Javain Brown

Personal information
- Full name: Javain Okemio Brown
- Date of birth: 9 March 1999 (age 27)
- Place of birth: Kingston, Jamaica
- Height: 5 ft 11 in (1.80 m)
- Position: Right-back

Team information
- Current team: Lexington SC
- Number: 23

Youth career
- Kingston College

College career
- Years: Team / Apps / (Gls)
- 2018–2020: South Florida Bulls / 15 / (3)

Senior career*
- Years: Team / Apps / (Gls)
- 2016–2018: Harbour View / 27 / (1)
- 2017: → Santos (loan)
- 2019: Treasure Coast Tritons / 5 / (0)
- 2021–2024: Vancouver Whitecaps FC / 95 / (2)
- 2024–2025: Real Salt Lake / 10 / (0)
- 2026–: Lexington SC / 0 / (0)

International career^{‡}
- 2018–2019: Jamaica U20
- 2017–: Jamaica / 17 / (0)

= Javain Brown =

Jamaican footballer (born 1999)

Javain Okemio Brown (born 9 March 1999) is a Jamaican professional footballer who plays as a right-back for USL Championship side Lexington SC and the Jamaica national team.

==Club career==
Brown captained his high school team, Kingston College. He played club football for the Jamaican clubs Harbour View and Santos. In May 2018 he signed for US college team USF Bulls, and will begin play with them from 2019.

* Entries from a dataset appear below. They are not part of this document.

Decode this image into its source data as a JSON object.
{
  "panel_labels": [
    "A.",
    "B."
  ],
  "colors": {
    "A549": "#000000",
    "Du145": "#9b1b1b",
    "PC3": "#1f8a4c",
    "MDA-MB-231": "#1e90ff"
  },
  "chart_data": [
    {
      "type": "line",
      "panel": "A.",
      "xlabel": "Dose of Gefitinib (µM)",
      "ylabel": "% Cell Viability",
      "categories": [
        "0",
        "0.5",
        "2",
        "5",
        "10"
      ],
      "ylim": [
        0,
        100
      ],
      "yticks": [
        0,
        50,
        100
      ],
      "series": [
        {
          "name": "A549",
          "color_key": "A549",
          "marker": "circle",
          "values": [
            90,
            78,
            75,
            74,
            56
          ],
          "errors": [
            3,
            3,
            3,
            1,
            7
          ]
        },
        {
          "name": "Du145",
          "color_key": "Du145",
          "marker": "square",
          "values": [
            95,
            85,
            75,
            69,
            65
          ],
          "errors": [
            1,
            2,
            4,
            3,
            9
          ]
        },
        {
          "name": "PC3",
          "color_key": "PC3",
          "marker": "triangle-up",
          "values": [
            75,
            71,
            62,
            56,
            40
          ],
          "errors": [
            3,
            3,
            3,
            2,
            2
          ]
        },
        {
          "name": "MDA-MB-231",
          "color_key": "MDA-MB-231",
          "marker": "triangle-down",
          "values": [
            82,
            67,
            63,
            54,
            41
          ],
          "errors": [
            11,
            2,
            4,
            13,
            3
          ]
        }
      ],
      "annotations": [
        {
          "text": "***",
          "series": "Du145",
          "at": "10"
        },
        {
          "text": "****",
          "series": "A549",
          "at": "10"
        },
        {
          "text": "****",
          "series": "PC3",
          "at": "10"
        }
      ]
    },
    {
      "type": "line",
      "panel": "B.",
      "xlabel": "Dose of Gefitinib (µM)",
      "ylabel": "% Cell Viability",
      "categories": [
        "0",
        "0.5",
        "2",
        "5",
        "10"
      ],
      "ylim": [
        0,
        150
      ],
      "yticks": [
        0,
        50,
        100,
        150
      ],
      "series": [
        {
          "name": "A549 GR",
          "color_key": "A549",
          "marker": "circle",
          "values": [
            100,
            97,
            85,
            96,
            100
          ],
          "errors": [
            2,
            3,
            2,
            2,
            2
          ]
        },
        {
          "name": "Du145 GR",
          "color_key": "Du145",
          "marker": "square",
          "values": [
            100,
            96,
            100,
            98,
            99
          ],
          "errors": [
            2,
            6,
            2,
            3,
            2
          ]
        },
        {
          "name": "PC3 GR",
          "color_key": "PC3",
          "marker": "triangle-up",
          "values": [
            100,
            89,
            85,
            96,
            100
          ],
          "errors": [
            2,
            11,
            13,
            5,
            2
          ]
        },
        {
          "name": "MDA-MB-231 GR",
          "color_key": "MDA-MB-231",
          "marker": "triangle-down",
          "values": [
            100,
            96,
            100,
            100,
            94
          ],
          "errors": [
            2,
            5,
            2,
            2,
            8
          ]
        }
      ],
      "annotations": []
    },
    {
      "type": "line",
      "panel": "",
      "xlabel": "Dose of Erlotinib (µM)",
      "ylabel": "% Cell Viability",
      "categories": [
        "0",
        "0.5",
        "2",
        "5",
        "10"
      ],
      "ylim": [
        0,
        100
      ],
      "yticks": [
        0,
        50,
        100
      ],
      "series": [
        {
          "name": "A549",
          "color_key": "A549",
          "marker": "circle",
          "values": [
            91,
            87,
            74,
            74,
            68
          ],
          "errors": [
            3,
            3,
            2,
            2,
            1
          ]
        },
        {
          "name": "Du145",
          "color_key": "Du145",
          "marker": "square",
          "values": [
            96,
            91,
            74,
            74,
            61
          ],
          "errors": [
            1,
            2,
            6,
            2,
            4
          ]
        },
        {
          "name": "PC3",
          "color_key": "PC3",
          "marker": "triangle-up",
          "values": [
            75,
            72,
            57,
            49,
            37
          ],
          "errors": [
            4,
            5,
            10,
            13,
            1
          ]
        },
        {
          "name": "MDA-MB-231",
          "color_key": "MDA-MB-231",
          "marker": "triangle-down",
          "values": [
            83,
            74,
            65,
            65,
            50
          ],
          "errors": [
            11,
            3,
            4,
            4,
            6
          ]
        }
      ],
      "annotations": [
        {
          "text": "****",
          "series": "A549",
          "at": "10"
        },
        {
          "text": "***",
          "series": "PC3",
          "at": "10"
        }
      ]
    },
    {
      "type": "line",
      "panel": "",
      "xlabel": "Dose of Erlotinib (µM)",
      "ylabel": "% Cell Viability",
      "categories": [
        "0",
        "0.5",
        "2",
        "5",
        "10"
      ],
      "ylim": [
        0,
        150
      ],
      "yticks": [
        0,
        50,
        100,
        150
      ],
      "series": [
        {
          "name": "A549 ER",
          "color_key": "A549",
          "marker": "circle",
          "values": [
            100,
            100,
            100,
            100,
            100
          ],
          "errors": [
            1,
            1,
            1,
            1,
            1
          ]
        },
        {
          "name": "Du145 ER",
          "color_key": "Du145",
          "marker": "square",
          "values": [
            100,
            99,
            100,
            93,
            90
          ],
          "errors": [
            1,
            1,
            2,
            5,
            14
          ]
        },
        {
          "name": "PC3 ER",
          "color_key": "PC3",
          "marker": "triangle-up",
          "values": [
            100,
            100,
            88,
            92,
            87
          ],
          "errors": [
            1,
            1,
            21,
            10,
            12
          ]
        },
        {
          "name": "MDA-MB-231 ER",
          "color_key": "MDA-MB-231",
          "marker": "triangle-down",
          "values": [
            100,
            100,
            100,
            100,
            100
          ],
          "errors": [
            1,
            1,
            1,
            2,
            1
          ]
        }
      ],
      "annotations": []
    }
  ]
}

On 22 March 2019, it was announced that Brown would play for the Treasure Coast Tritons of USL League Two during the 2019 season.

On 21 January 2021, Brown was selected 23rd overall in the 2021 MLS SuperDraft by Vancouver Whitecaps FC. Brown signed with Vancouver on 17 February 2021.
He scored his first goal against Nashville SC on 30 July 2022.

He was waived by the Whitecaps on 29 July 2024, and was claimed by Real Salt Lake on 31 July 2024.

On 4 March 2026, Lexington SC announced they had signed Brown to a contract for the 2026 USL Championship season.

==International career==
He made his senior international debut for Jamaica in 2017.

In October 2018 he was selected by the Jamaican under-20 team for the 2018 CONCACAF U-20 Championship.